World’s Greatest Dad Here is the Netflix plot summary. “After his son (Daryl Sabara) dies in an awkward freak accident, high school poetry teacher Lance (Robin Williams) ghostwrites a suicide note to spare the family embarrassment. But when the note becomes an unexpected hit, Lance sees a chance to resurrect his writing career. In a bid for literary fame, Lance writes his son's journal and passes it off as his own.†The awkward freak accident was this obnoxious, sex-obsessed teenager accidentally hung himself while masturbating. His dad rearranged the scene to make it look like he hung himself on purpose. I liked this movie a lot. I kept reminding myself that there is nothing funny about suicide, but it was funny to see how things started rolling, and I liked the ending.

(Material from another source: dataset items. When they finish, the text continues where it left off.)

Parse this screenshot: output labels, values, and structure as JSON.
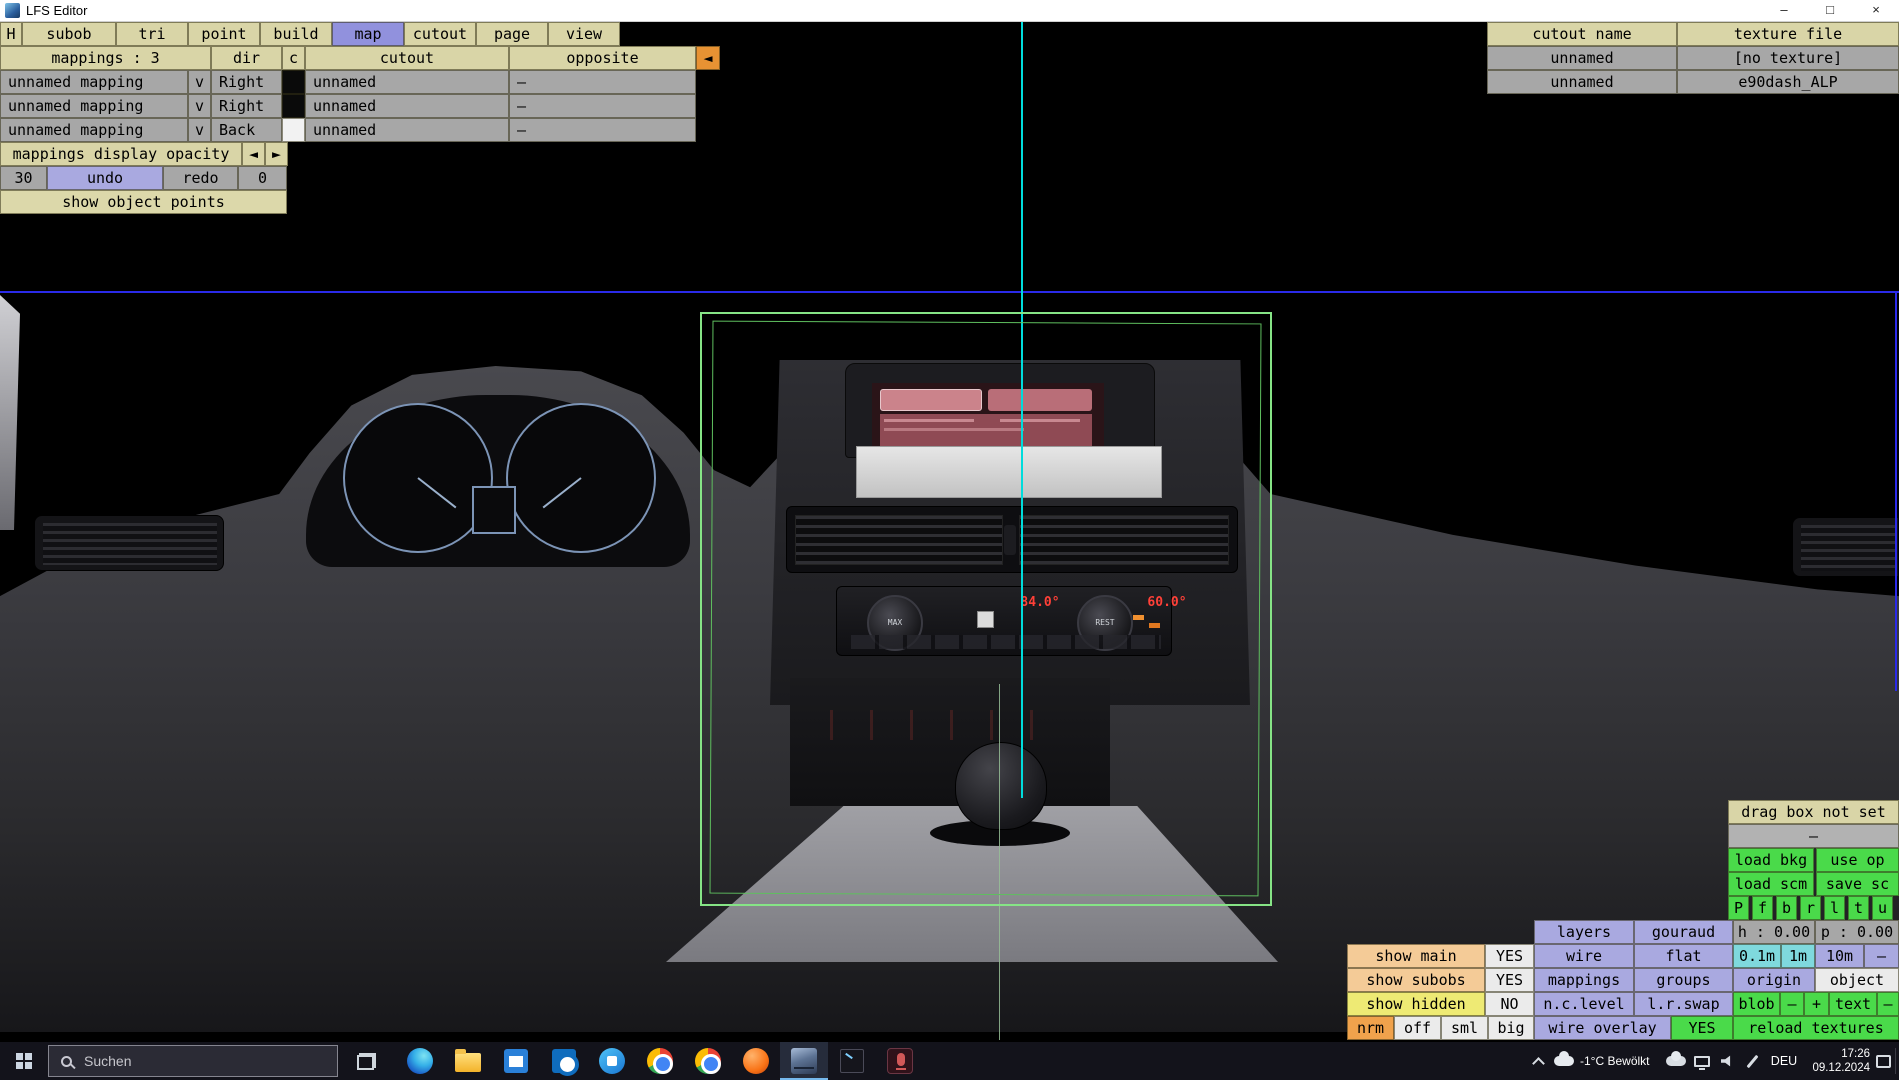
{
  "window": {
    "title": "LFS Editor",
    "minimize": "–",
    "maximize": "□",
    "close": "×"
  },
  "menu": {
    "h": "H",
    "subob": "subob",
    "tri": "tri",
    "point": "point",
    "build": "build",
    "map": "map",
    "cutout": "cutout",
    "page": "page",
    "view": "view"
  },
  "mappings_panel": {
    "header_mappings": "mappings : 3",
    "header_dir": "dir",
    "header_c": "c",
    "header_cutout": "cutout",
    "header_opposite": "opposite",
    "collapse_arrow": "◄",
    "rows": [
      {
        "name": "unnamed mapping",
        "v": "v",
        "dir": "Right",
        "swatch": "#000000",
        "cutout": "unnamed",
        "opposite": "–"
      },
      {
        "name": "unnamed mapping",
        "v": "v",
        "dir": "Right",
        "swatch": "#000000",
        "cutout": "unnamed",
        "opposite": "–"
      },
      {
        "name": "unnamed mapping",
        "v": "v",
        "dir": "Back",
        "swatch": "#ffffff",
        "cutout": "unnamed",
        "opposite": "–"
      }
    ],
    "opacity_label": "mappings display opacity",
    "opacity_left": "◄",
    "opacity_right": "►",
    "opacity_value": "30",
    "undo": "undo",
    "redo": "redo",
    "redo_count": "0",
    "show_object_points": "show object points"
  },
  "cutout_panel": {
    "header_name": "cutout name",
    "header_file": "texture file",
    "rows": [
      {
        "name": "unnamed",
        "file": "[no texture]"
      },
      {
        "name": "unnamed",
        "file": "e90dash_ALP"
      }
    ]
  },
  "view_panel": {
    "drag_box": "drag box not set",
    "placeholder_dash": "–",
    "load_bkg": "load bkg",
    "use_op": "use op",
    "load_scm": "load scm",
    "save_sc": "save sc",
    "face_buttons": [
      "P",
      "f",
      "b",
      "r",
      "l",
      "t",
      "u"
    ],
    "layers": "layers",
    "gouraud": "gouraud",
    "h_value": "h : 0.00",
    "p_value": "p : 0.00",
    "show_main": "show main",
    "show_main_value": "YES",
    "wire": "wire",
    "flat": "flat",
    "grid_01m": "0.1m",
    "grid_1m": "1m",
    "grid_10m": "10m",
    "grid_dash": "–",
    "show_subobs": "show subobs",
    "show_subobs_value": "YES",
    "mappings": "mappings",
    "groups": "groups",
    "origin": "origin",
    "object": "object",
    "show_hidden": "show hidden",
    "show_hidden_value": "NO",
    "nc_level": "n.c.level",
    "lr_swap": "l.r.swap",
    "blob": "blob",
    "blob_minus": "–",
    "blob_plus": "+",
    "text_button": "text",
    "text_minus": "–",
    "nrm": "nrm",
    "off": "off",
    "sml": "sml",
    "big": "big",
    "wire_overlay": "wire overlay",
    "wire_overlay_value": "YES",
    "reload_textures": "reload textures"
  },
  "viewport": {
    "selection_box_color": "#86e486",
    "horizontal_axis_color": "#2a2ae8",
    "vertical_axis_color": "#00dcdc",
    "climate": {
      "temp_left": "84.0°",
      "temp_right": "60.0°",
      "knob_left_label": "MAX",
      "knob_right_label": "REST"
    }
  },
  "taskbar": {
    "search": "Suchen",
    "apps": [
      "edge",
      "file-explorer",
      "store",
      "outlook",
      "teams",
      "chrome",
      "chrome",
      "browser",
      "lfs-editor",
      "terminal",
      "recorder"
    ],
    "active_app": "lfs-editor",
    "tray": {
      "weather": "-1°C Bewölkt",
      "language": "DEU",
      "time": "17:26",
      "date": "09.12.2024"
    }
  }
}
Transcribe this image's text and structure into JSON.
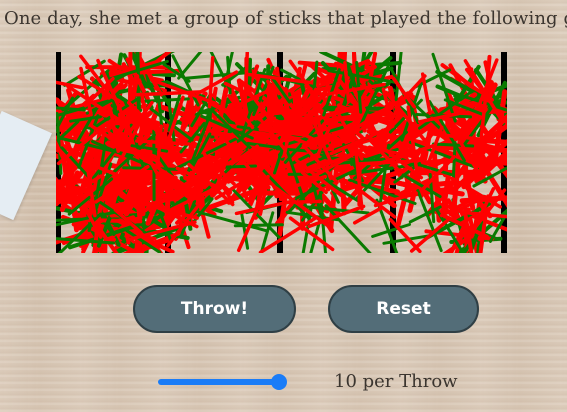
{
  "story": {
    "text": "One day, she met a group of sticks that played the following ga"
  },
  "canvas": {
    "stick_colors": [
      "#ff0000",
      "#0a7a00"
    ],
    "divider_color": "#000000"
  },
  "controls": {
    "throw_label": "Throw!",
    "reset_label": "Reset",
    "button_color": "#536d78",
    "slider_accent": "#1a7cf7",
    "per_throw_label": "10 per Throw"
  }
}
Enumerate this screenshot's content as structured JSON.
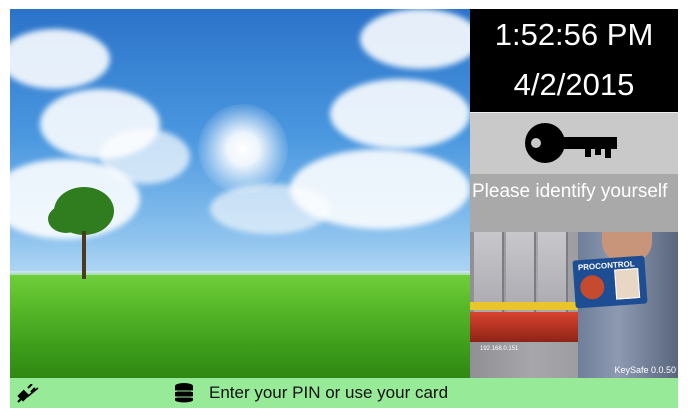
{
  "clock": {
    "time": "1:52:56 PM",
    "date": "4/2/2015"
  },
  "prompt": {
    "text": "Please identify yourself"
  },
  "photo": {
    "card_title": "PROCONTROL",
    "ip": "192.168.0.151",
    "version": "KeySafe 0.0.50"
  },
  "bottom": {
    "instruction": "Enter your PIN or use your card",
    "left_icon": "plug-icon",
    "instruction_icon": "database-icon"
  },
  "icons": {
    "key": "key-icon"
  },
  "colors": {
    "bottom_bar": "#97ea98",
    "clock_bg": "#000000",
    "key_panel": "#c9c9c9",
    "prompt_bg": "#a9a9a9"
  }
}
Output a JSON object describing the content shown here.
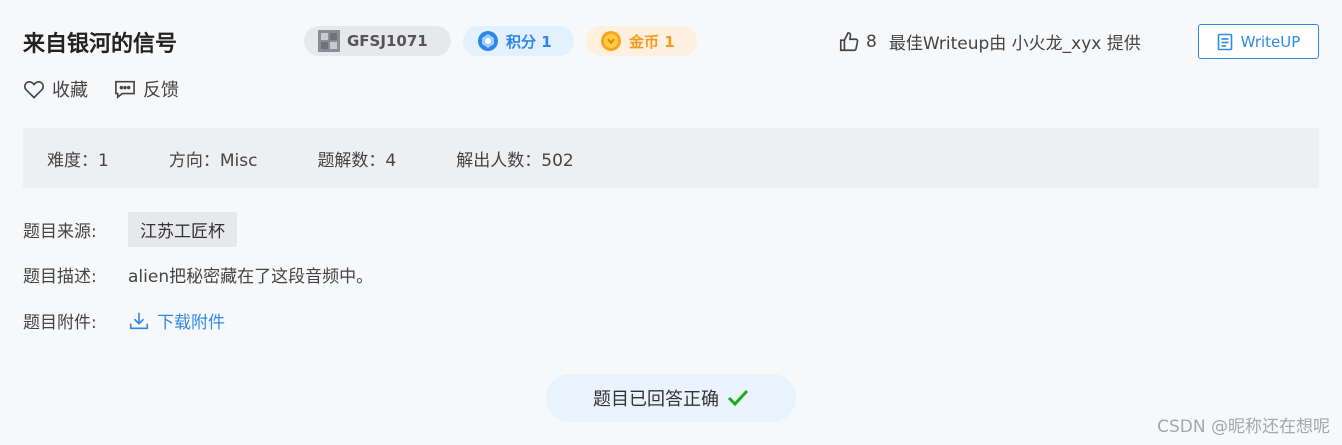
{
  "challenge": {
    "title": "来自银河的信号",
    "id": "GFSJ1071",
    "score_label": "积分 1",
    "coin_label": "金币 1"
  },
  "likes": {
    "count": "8",
    "writeup_text": "最佳Writeup由 小火龙_xyx 提供",
    "writeup_button": "WriteUP"
  },
  "actions": {
    "favorite": "收藏",
    "feedback": "反馈"
  },
  "stats": {
    "difficulty": "难度：1",
    "direction": "方向：Misc",
    "solutions": "题解数：4",
    "solvers": "解出人数：502"
  },
  "info": {
    "source_label": "题目来源:",
    "source_value": "江苏工匠杯",
    "desc_label": "题目描述:",
    "desc_value": "alien把秘密藏在了这段音频中。",
    "attach_label": "题目附件:",
    "attach_link": "下载附件"
  },
  "status": {
    "answered": "题目已回答正确"
  },
  "colors": {
    "accent": "#2f8ae6",
    "success": "#1aad19",
    "coin": "#f29b1d"
  },
  "watermark": "CSDN @昵称还在想呢"
}
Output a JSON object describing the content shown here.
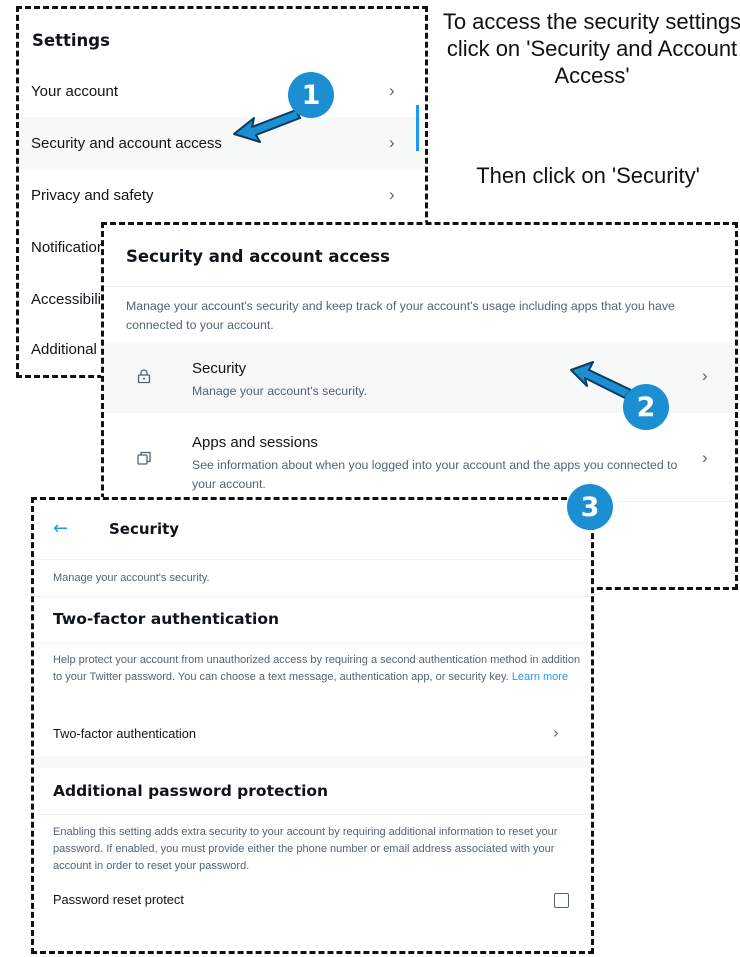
{
  "instructions": {
    "line1": "To access the security settings click on 'Security and Account Access'",
    "line2": "Then click on 'Security'"
  },
  "badges": [
    "1",
    "2",
    "3"
  ],
  "settings_panel": {
    "title": "Settings",
    "items": [
      {
        "label": "Your account"
      },
      {
        "label": "Security and account access"
      },
      {
        "label": "Privacy and safety"
      },
      {
        "label": "Notifications"
      },
      {
        "label": "Accessibility, display, and languages"
      },
      {
        "label": "Additional resources"
      }
    ]
  },
  "security_access_panel": {
    "title": "Security and account access",
    "description": "Manage your account's security and keep track of your account's usage including apps that you have connected to your account.",
    "items": [
      {
        "title": "Security",
        "subtitle": "Manage your account's security.",
        "icon": "lock-icon"
      },
      {
        "title": "Apps and sessions",
        "subtitle": "See information about when you logged into your account and the apps you connected to your account.",
        "icon": "apps-icon"
      }
    ]
  },
  "security_panel": {
    "back_icon": "back-arrow-icon",
    "title": "Security",
    "subtitle": "Manage your account's security.",
    "two_factor": {
      "heading": "Two-factor authentication",
      "description": "Help protect your account from unauthorized access by requiring a second authentication method in addition to your Twitter password. You can choose a text message, authentication app, or security key.",
      "link": "Learn more",
      "row_label": "Two-factor authentication"
    },
    "password_protection": {
      "heading": "Additional password protection",
      "description": "Enabling this setting adds extra security to your account by requiring additional information to reset your password. If enabled, you must provide either the phone number or email address associated with your account in order to reset your password.",
      "row_label": "Password reset protect"
    }
  },
  "colors": {
    "accent": "#1d9bf0",
    "badge": "#1b8fd2",
    "secondary_text": "#536471"
  }
}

The Goods: Live Hard, Sell Hard This is a fictionalization of one of my all-time favorites: Slasher, that 2004 documentary about the hired gun car salesman who travels around the country to troubled car dealerships orchestrating a weekend sell-off of used cars using questionable tactics. This new movie doesn’t measure up to the original, and is a waste of time and money.
A Perfect Getaway Somehow, although it didn’t star Vince Vaughan or any other comedy actors, I decided maybe this was a funny movie about a honeymoon. Wrong. It is what I would call a chainsaw movie without the chainsaws. It’s about creepy serial killers who seek out honeymooning couples and murder them, then take on their personas to look for more victims. They hike off into a remote part of Hawaii and the fun starts there. Not that I’d planned on it, but I’m not going to hike to any remote beaches any time soon.
Star Trek What I can’t believe is that with all the previous Star Trek movies and so on, this moive title wasn't taken. It is a 2009 pre-quel to the television series. I guess all the other movies had more words in the title to set them apart. I understood right away that I was seeing Capt. Kirk’s daddy at the beginning, because he said his name was George Kirk. I enjoyed this movie because although I am not a Trekky, through osmosis I somehow absorbed enough Star Trek info over the past few decades that I knew what was going on and thoroughly enjoyed it.
Watching the ending credits we found out that Deep Roy is in this movie – we’re pretty sure that’s what it said. He was the actor who played ‘the’ Oompaloompa in Charlie and The Chocolate Factory where instead of having a lot of different actors, they used CGI to clone the image of this little man doing everything. We think he played the endearing little Hobbit character in this Star Trek movie, whom we were glad to see at the end didn’t get left behind at the Starfleet outpost on some frozen planet.
Last and not least:
Julie and Julia I was ready to hate this movie because I liked the book it was based upon so much; I didn’t think a movie could do it justice, but I liked it a lot, and watched it twice. It is the story about a blogger who decided to work her way through Julia Child’s Mastering the Art of French Cooking in one year so she would have something to blog about. The story parallels Julia Child’s own story about how she took up cooking and the trials of getting something published.
Especially evocative to me was when Julia finally met for the first time a woman she had been corresponding with for eight years – it was like meeting a blogging friend in this day and age. One thing I was afraid of was that Meryl Streep was probably going to fall off the box they were surely going to stand her on so she’d look tall, and although we very seldom saw her feet, when we did catch at glimpse of feet the shoes were really clunky with thick soles and/or high heels. As it was, I don’t believe Julia Child was quite that over the top, weaving around and waving her arms and that fake voice, but it didn’t get in the way of the story.